4) Wahlbeteiligung hängt vom Einkommen ab.
5) AfD, die neue Arbeiterpartei?
6) Und nun?

(1) Rechtsruck auch in Deutschland: Bei den Wahlen vom 23. Februar 2025 wurde die CDU/CSU stärkste Fraktion im deutschen Bundestag, die AfD verdoppelt ihren Stimmenanteil und wird zweitstärkste Fraktion. Die Mehrheit im Bundestag ist rechts und rechtsextrem. Der Schulterschluss der CDU mit der AfD drei Wochen vor der Wahl kam vor allem der AfD zugute, ebenso das Vorhaben von SPD und Grünen, Teile des AfD-Narrativs zu übernehmen. Damit bestätigte sich eine erste politische Evidenz: Wer das Original kopiert, stärkt es.

(2) Ampelparteien werden abgestraft: Die SPD, die 2021 noch mit 25,7 % die meistgewählte Partei im Bundestag war, verliert 9,3 %-Punkte und die Hälfte ihrer Bundestagsmandate; sie fährt damit ihr historisch schlechtestes Ergebnis ein. Die Grünen kommen mit einem blauen Auge davon. Die FDP, die an dem De-facto-Bündnis der CDU mit der AfD beteiligt war, verschwindet in der Versenkung. Damit bestätigt sich ein zweiter empirischer Befund: Wer Regierungsverantwortung trägt, während immer mehr Menschen die Folgen der Wirtschaftskrise zu spüren bekommen, wird abgestraft. In diesem Fall zugunsten der (extrem) rechten und linken Opposition.

(3) Linke gestärkt: Die Linke, der noch zu Jahresbeginn mit rund drei Prozent ein Scheitern an der Fünf-Prozent-Hürde prophezeit wurde, erlebte mit insgesamt 8,8 % einen spektakulären Aufschwung, mit 25% bei den jungen Wählern und 27 % bei den Erstwählern. Die Linke grenzte sich konsequent von der Rechten ab, griff soziale Themen auf, die die Menschen bewegten, machte zusammen mit vielen Neumitgliedern einen beeindruckenden Haustürwahlkampf und nutzte geschickt die sozialen Medien. Dies führt zu einer dritten Evidenz: Linke Politik, die antifaschistische Solidarität und die soziale Lage der Menschen in den Mittelpunkt stellt, wird auch elektoral unterstützt.

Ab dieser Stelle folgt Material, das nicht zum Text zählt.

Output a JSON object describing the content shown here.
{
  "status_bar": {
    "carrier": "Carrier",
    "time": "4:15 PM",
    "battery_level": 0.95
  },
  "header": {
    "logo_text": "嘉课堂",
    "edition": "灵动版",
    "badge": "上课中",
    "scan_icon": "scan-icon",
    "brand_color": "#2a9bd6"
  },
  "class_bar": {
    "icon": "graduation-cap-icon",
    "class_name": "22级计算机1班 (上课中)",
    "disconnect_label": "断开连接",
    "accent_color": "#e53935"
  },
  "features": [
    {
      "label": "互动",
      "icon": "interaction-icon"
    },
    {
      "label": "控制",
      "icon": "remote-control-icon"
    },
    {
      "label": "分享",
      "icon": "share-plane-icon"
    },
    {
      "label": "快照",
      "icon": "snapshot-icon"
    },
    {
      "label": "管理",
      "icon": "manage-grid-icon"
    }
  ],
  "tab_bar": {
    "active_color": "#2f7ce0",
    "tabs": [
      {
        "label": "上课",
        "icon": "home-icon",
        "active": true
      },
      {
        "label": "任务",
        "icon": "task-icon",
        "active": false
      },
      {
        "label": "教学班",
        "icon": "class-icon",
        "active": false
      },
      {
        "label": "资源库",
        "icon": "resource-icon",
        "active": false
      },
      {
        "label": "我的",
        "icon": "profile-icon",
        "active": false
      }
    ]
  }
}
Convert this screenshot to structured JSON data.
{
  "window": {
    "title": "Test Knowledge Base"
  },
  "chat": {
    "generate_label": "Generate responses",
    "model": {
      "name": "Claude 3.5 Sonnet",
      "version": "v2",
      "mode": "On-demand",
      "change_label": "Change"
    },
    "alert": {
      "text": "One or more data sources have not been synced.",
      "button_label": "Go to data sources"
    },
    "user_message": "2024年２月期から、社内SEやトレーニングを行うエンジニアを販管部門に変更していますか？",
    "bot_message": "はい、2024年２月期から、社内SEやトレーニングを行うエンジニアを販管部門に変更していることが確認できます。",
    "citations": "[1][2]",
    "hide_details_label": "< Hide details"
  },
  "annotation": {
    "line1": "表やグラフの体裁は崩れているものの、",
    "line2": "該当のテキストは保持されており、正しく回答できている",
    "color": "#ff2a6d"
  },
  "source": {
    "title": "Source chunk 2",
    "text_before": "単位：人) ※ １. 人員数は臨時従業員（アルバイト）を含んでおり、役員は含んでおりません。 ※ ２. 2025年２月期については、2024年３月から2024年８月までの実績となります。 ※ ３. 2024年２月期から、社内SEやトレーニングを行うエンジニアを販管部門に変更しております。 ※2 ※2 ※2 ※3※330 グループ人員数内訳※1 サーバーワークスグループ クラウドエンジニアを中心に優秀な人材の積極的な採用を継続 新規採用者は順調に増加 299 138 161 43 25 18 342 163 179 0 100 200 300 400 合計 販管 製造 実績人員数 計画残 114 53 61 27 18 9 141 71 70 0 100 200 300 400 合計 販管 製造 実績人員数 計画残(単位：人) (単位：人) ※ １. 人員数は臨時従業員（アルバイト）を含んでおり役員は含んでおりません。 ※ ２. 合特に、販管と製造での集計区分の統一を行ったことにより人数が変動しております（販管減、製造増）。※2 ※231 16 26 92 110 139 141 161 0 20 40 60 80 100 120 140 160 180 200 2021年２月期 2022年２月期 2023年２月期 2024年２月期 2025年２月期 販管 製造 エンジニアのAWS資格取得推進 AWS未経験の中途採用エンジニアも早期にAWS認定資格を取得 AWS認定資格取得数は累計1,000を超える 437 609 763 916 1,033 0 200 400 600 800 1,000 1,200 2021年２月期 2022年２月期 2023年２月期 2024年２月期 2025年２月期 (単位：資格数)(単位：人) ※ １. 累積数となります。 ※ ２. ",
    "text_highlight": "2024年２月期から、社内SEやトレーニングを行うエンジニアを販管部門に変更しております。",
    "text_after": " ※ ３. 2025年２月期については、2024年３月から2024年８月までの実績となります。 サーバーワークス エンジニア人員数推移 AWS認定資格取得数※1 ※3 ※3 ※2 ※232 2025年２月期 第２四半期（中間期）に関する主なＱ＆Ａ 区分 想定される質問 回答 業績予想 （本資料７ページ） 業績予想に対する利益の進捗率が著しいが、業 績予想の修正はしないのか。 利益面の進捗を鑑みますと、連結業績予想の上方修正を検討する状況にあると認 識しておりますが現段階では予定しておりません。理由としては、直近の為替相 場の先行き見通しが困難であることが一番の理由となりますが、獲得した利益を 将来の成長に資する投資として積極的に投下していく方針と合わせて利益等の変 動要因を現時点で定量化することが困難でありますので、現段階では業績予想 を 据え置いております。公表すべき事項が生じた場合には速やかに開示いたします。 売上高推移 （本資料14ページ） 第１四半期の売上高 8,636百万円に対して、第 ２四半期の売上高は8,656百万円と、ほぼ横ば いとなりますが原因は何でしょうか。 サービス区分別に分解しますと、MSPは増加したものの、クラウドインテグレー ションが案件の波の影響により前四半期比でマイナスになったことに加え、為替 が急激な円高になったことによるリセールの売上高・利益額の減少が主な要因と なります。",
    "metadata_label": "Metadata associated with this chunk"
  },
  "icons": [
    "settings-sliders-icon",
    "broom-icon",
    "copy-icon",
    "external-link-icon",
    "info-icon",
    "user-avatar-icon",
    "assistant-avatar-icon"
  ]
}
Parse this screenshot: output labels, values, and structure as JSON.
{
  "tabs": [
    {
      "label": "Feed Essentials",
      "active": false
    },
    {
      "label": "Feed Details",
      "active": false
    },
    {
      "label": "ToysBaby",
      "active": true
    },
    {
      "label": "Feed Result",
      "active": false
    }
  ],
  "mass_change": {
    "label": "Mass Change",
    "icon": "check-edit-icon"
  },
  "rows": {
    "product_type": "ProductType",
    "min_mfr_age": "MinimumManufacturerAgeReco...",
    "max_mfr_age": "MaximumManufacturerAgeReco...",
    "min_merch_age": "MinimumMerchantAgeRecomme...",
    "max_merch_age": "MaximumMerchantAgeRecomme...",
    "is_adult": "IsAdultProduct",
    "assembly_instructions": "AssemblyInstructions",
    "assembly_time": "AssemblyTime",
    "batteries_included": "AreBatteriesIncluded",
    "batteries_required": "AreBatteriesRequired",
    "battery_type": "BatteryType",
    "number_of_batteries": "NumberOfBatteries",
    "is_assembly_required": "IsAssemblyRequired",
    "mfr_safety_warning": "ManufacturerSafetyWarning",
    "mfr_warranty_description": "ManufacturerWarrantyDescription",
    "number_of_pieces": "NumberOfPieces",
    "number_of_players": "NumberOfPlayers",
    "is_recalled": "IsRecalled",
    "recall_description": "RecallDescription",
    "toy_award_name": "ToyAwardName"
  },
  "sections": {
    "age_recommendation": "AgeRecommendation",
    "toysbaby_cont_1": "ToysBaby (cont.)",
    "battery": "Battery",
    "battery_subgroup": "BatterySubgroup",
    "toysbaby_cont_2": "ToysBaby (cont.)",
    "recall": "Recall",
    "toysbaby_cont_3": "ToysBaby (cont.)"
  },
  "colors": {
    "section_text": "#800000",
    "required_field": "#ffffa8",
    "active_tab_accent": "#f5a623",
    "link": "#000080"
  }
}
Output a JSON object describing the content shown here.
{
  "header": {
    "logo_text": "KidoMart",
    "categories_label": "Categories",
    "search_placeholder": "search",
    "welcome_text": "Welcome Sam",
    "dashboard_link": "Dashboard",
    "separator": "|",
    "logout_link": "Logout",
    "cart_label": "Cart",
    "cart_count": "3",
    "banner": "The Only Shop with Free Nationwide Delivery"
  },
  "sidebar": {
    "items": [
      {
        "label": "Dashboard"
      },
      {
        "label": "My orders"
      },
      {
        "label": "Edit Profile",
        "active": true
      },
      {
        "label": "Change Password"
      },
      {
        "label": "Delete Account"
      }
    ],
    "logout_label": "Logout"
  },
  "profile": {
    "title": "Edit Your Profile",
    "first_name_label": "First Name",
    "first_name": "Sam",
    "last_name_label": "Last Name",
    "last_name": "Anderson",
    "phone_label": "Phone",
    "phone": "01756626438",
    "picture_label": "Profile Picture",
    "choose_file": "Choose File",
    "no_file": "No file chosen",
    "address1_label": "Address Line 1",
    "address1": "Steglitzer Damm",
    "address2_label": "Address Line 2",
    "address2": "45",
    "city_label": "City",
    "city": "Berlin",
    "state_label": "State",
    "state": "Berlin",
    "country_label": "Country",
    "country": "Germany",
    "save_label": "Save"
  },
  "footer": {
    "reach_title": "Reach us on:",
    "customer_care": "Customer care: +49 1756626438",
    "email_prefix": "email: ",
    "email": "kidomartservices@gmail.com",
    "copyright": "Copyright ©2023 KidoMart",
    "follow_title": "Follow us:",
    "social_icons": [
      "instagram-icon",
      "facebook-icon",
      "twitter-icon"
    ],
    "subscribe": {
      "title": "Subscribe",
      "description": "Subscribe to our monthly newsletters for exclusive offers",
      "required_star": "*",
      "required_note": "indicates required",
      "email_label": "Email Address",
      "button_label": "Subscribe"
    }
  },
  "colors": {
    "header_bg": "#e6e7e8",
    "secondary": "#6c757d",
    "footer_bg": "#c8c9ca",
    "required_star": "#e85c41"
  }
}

(4)   Wahlbeteiligung hängt vom Einkommen ab: Die Wahlbeteiligung hat sich mit 82,5 % deutlich verbessert, ist aber von Wahlkreis zu Wahlkreis sehr unterschiedlich. Die Karte der Wahlbeteiligung ist deckungsgleich mit der Karte der Einkommenssituation der Menschen. Auch  das  ist empirisch belegt: Je ärmer ein Wahlkreis oder ein Stadtteil ist, desto geringer ist die Wahlbeteiligung. Hinzu kommt: Jugendliche unter 18 Jahren und vor allem 12,1 Millionen Ausländer und Staatenlosen in Deutschland haben kein Wahlrecht.

(5) AfD, die neue Arbeiterpartei? Bei den Arbeiter*innen und Arbeitslosen ist die AfD die stärkste Partei. Die AfD inszeniert sich als „Partei der kleinen Leute“ und verbindet damit auch ihr Narrativ vom unaufhaltsamen Aufstieg. Doch aufgepasst: Der Anteil der „Arbeiter*innen“ an den Erwerbstätigen ist in den letzten Jahrzehnten auf 11 % geschrumpft, während derzeit 72 % der Erwerbstätigen Angestellte sind; dort ist die Union mit 26 % stärkste Partei. Zudem ist der Aufstieg weder linear noch unaufhaltsam.

(6) Und nun? Die Herausforderungen sind vielfältig: den Aufstieg der AfD, des rechten Gedankenguts und ihrer rassistischen Umtriebe einzudämmen und zu stoppen; die wachsende Ungleichheit und die Verschlechterung der sozialen Lage vieler Menschen zu bekämpfen und dabei auch die Herausforderungen des Klimawandels ernst zu nehmen; demokratische Entscheidungsstrukturen zu verteidigen und die Selbstorganisation und Selbstermächtigung der Menschen zu fördern. All dies ist auch mit der Frage des „system change“ verbunden.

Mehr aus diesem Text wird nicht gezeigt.